Suppose R is a commutative unital ring and N is a Euclidean norm on R -- in particular, R is a Eulidean ring. We can define a new Euclidean norm \tilde{N} on R as follows (for a \ne 0):

\tilde{N}(a) = \min \{ N(ax) \mid x \in R, ax \ne 0 \}.

In other words, it is the minimum of the norms of nonzero elements in the principal ideal generated by a.

\tilde{N} is a multiplicatively monotone norm and further, \tilde{N}(a) \le N(a) for any a \ne 0. Thus, \tilde{N} is a smaller multiplicatively monotone Euclidean norm on R.

Related facts

Proof

Given: A ring R with a Euclidean norm N. Define, for a \ne 0, \tilde{N}(a) = \min \{ N(ax) \mid x \in R, ax \ne 0 \}.
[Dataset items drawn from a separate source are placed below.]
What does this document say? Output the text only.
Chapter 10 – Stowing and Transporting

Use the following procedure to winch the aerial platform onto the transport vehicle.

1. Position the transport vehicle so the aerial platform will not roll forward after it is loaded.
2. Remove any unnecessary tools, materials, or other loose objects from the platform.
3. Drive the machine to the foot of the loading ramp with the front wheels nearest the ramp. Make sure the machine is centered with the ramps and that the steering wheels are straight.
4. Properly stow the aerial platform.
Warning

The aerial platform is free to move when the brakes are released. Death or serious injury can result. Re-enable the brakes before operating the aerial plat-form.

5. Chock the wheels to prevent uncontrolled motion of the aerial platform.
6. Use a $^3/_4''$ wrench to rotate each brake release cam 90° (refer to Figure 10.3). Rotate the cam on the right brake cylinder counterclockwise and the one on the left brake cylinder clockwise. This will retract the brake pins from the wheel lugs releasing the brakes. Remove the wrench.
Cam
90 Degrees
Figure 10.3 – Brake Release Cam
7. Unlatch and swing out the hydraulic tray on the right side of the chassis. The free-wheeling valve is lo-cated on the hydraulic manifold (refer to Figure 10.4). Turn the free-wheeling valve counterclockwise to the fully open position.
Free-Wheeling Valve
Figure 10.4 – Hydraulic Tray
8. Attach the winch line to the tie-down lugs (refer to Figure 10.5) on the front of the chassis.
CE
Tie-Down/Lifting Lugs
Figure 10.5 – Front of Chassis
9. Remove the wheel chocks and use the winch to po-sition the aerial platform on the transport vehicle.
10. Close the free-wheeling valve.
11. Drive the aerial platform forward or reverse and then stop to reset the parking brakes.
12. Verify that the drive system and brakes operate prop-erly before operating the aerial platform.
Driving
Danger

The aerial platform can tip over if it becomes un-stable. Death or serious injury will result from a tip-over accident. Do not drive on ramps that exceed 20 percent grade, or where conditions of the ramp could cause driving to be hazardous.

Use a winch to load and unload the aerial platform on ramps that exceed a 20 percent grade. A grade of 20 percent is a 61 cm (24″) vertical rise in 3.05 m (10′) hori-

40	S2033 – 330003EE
To prove: \tilde{N} is Euclidean, \tilde{N}(ab) \ge \max \{ \tilde{N}(a), \tilde{N}(b) \} for ab \ne 0, and \tilde{N}(a) \le N(a) for a \ne 0.

Proof:

  1. Proof that \tilde{N}(a) \le N(a) for all a \ne 0: This is direct since \tilde{N}(a) is the minimum over a collection of numbers that includes N(a).
  2. Proof that \tilde{N}(ab) \ge \max \{ \tilde{N}(a), \tilde{N}(b)\} for ab \ne 0: This follows from the fact that the set of nonzero multiples of ab is contained in the set of nonzero multiples of a, as well as in the set of nonzero multiples of b.
  3. Proof that \tilde{N} is Euclidean: Suppose a,b \in R with b \ne 0. Then, \tilde{N}(b) = N(bx) for some x \in R. Euclidean division of a by bx with respect to the original norm N yields a = (bx)q + r where r = 0 or N(r) < N(bx). In particular, r = 0 or \tilde{N}(r) \le N(r) \le N(bx) = \tilde{N}(b). Thus, we have a = b(xq) + r where r = 0 or \tilde{N}(r) < \tilde{N}(b).